14 DAY TRIAL // Over 120 million of users may have been exposed to a sneaky Flash ad that could infect them with malware without requiring any interaction like hovering or clicking on the advertisement.
After well over a month since any malvertising campaign has targeted users visiting adult portals, Malwarebytes disturbed this tranquility with news of a new and extremely dangerous campaign delivered with the help of a Flash ad hosted on AdXpansion, an adult advertising network.
The security vendor detected the malicious ad on five adult websites. These sites have a total monthly traffic of 122.9 million users.
First signs of the compromised Flash ad were seen on November 21, but Malwarebytes doesn't rule out the possibility of this ad being active before that.
Flash ad is leveraging insecure Flash cross-domain policies
As for the attack itself, the Flash ad leverages known exploits, loaded via the crossdomain.xml file. Details on how and why Flash cross-domain policies are dangerous were explained in one of our previous articles that dealt with a report from security specialist Julio Cesar Fort that showed that one in ten websites uses insecure policies for its crossdomain.xml file.

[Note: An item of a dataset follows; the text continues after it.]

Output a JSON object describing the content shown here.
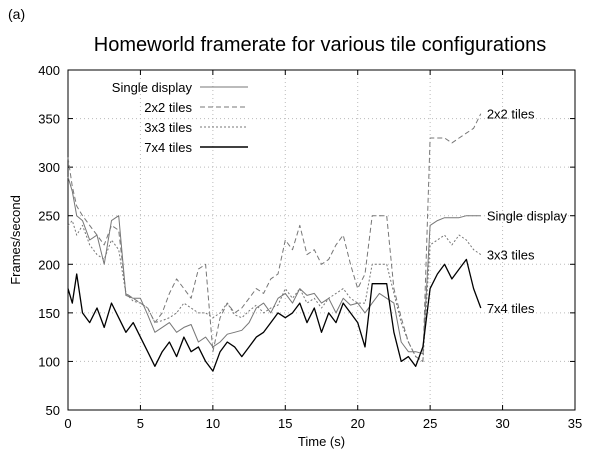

Other in-depth details about the actual exploit were also provided by Malwarebytes' security experts in a blog post from the start of November when the same technique was used to infect users with the CryptoWall ransomware.
In these particular attacks, whenever a browser would load the Flash ad, it would automatically load the exploit code as well. The exploit code is executed automatically, without any user interaction, as part of the Flash ad itself.
To only way to prevent such malvertising campaigns from reaching their target is if users are using an antivirus that can automatically detect the exploit attempt while it happens.
Malwarebytes says it contacted AdXpansion and informed the company of the presence of a malicious ad on their network. At the moment of our article, AdXpansion has not responded to Malwarebytes' emails.